Taking advantage of the fact that many people seem to regard Google and everyone who works for it as some sort of super-species of superior intelligence and insight, unattainable by normal humans, the phrase came out in relation to other “threats” to Google’s (and others’) interests.

Recently David Drummond, Google’s chief lawyer, told an audience at Davos that the European proposals on privacy, specifically the “right to be forgotten” would – yes – “Break the Internet”. Again, clearly absurd, but seemingly taken seriously by those without the confidence to challenge it.

In relation to PIPA and SOPA there were numerous articles and blog posts making, spookily, the same prediction. These pieces of legislation, designed to reduce copyright piracy and help media organisations survive, would “Break the Internet”.

We can all chuckle at this, but it’s not funny. However little this claim stands up to scrutiny, those it is made to rarely if ever have the confidence to challenge it. It’s preposterousness is exceeded only by its effectiveness. It is a crazy, disingenuous, self-interested, untruthful and alarmingly potent claim.

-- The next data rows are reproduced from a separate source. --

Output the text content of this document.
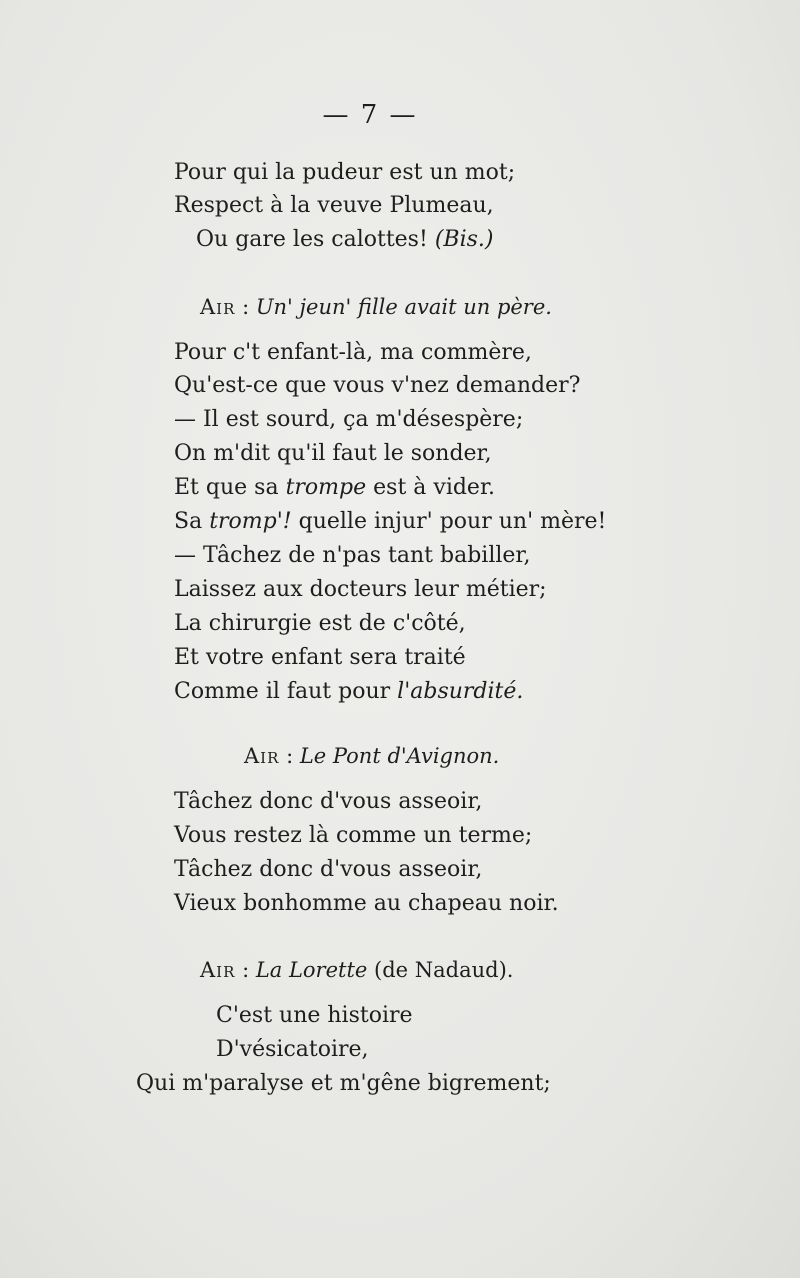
— 7 —
Pour qui la pudeur est un mot;
Respect à la veuve Plumeau,
Ou gare les calottes! (Bis.)
Air : Un' jeun' fille avait un père.
Pour c't enfant-là, ma commère,
Qu'est-ce que vous v'nez demander?
— Il est sourd, ça m'désespère;
On m'dit qu'il faut le sonder,
Et que sa trompe est à vider.
Sa tromp'! quelle injur' pour un' mère!
— Tâchez de n'pas tant babiller,
Laissez aux docteurs leur métier;
La chirurgie est de c'côté,
Et votre enfant sera traité
Comme il faut pour l'absurdité.
Air : Le Pont d'Avignon.
Tâchez donc d'vous asseoir,
Vous restez là comme un terme;
Tâchez donc d'vous asseoir,
Vieux bonhomme au chapeau noir.
Air : La Lorette (de Nadaud).
C'est une histoire
D'vésicatoire,
Qui m'paralyse et m'gêne bigrement;
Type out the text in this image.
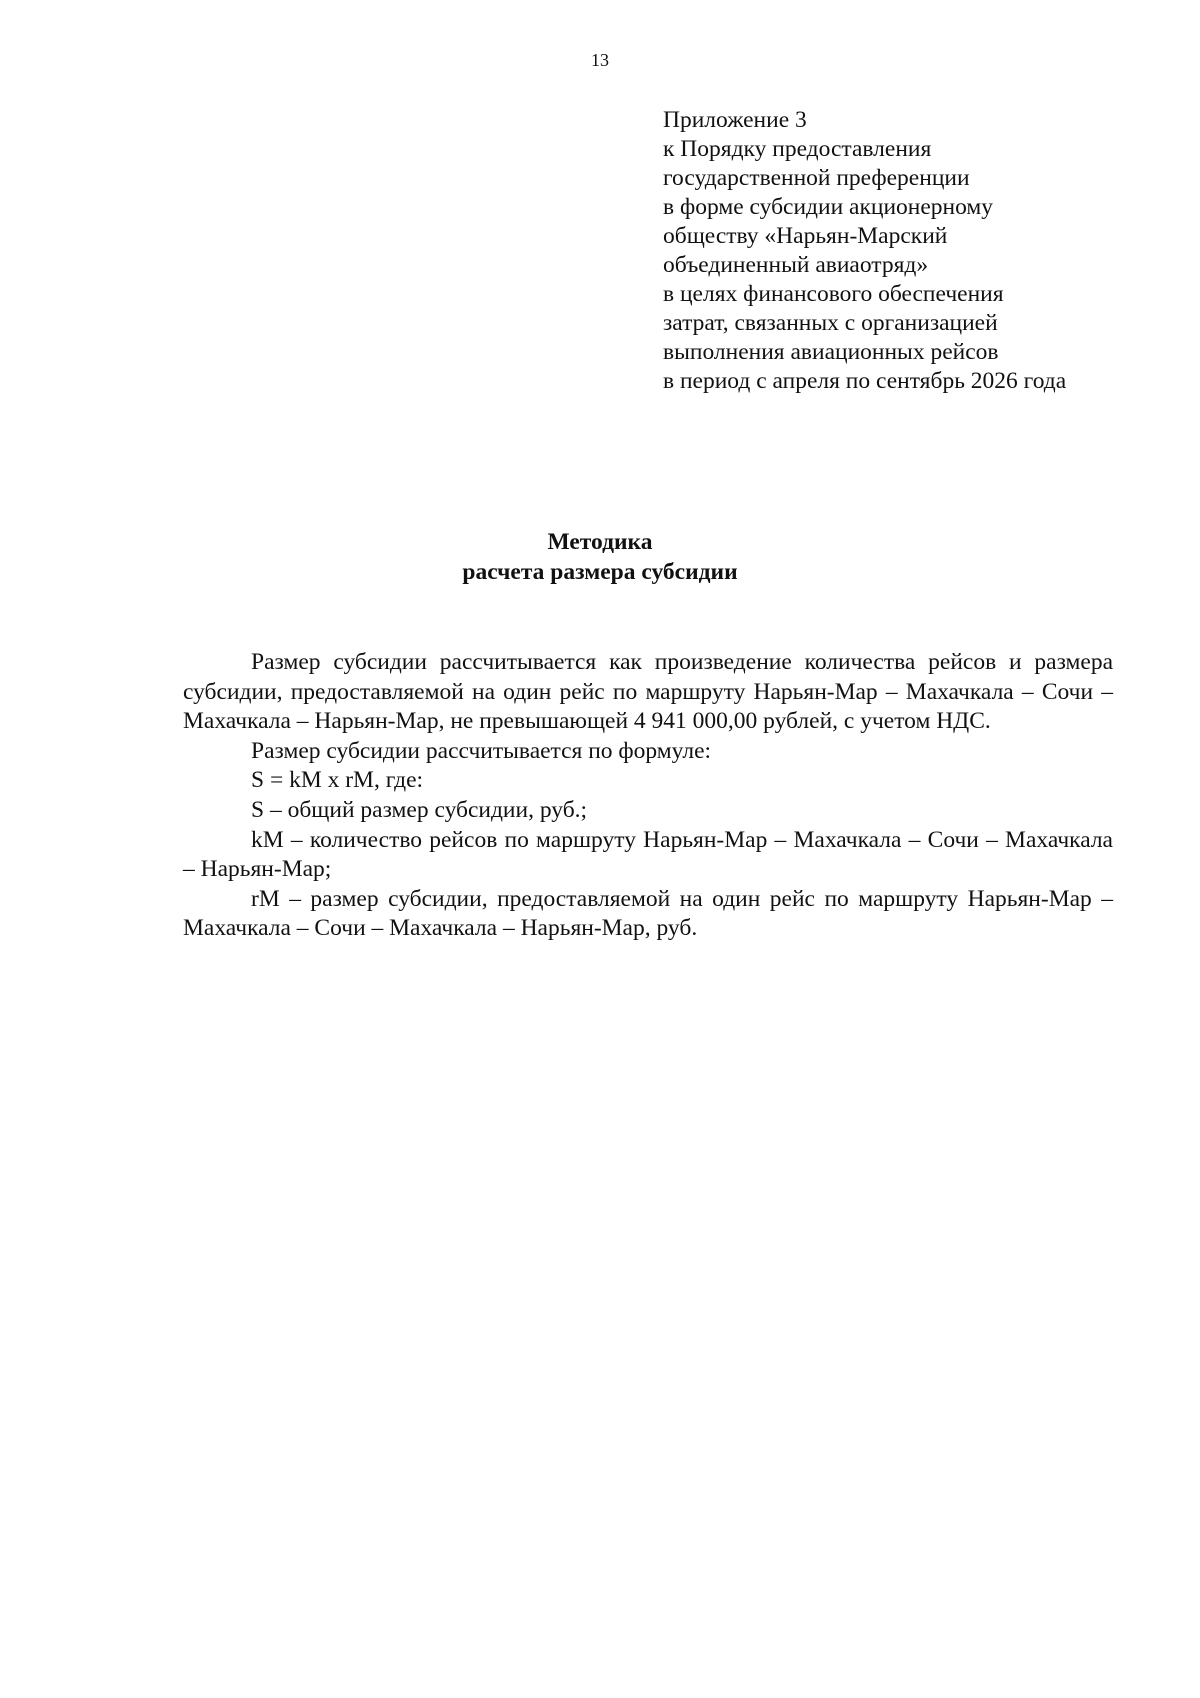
13
Приложение 3
к Порядку предоставления
государственной преференции
в форме субсидии акционерному
обществу «Нарьян-Марский
объединенный авиаотряд»
в целях финансового обеспечения
затрат, связанных с организацией
выполнения авиационных рейсов
в период с апреля по сентябрь 2026 года
Методика
расчета размера субсидии

Размер субсидии рассчитывается как произведение количества рейсов и размера субсидии, предоставляемой на один рейс по маршруту Нарьян-Мар – Махачкала – Сочи – Махачкала – Нарьян-Мар, не превышающей 4 941 000,00 рублей, с учетом НДС.

Размер субсидии рассчитывается по формуле:

S = kM x rM, где:

S – общий размер субсидии, руб.;

kM – количество рейсов по маршруту Нарьян-Мар – Махачкала – Сочи – Махачкала – Нарьян-Мар;

rM – размер субсидии, предоставляемой на один рейс по маршруту Нарьян-Мар – Махачкала – Сочи – Махачкала – Нарьян-Мар, руб.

So I want to challenge it, and other equally absurd claims like “the end of free speech” which runs a close second when it comes to silly predictions, and I want to show it up for the dishonest and false allegation it invariably is.

I want to appeal to everybody, especially policymakers and their staff, to not just disregard it but positively reject it as you would any other obviously ridiculous claim. Put it to the test, probe and enquire, find out what is really meant and if you discover that the reality doesn’t live up to the claim then you should deprecate not just the claim but all the evidence or claims put forward by that source.

Demand honesty, demand rigour, demand truth and punish those who would seek to deceive you by ignoring them.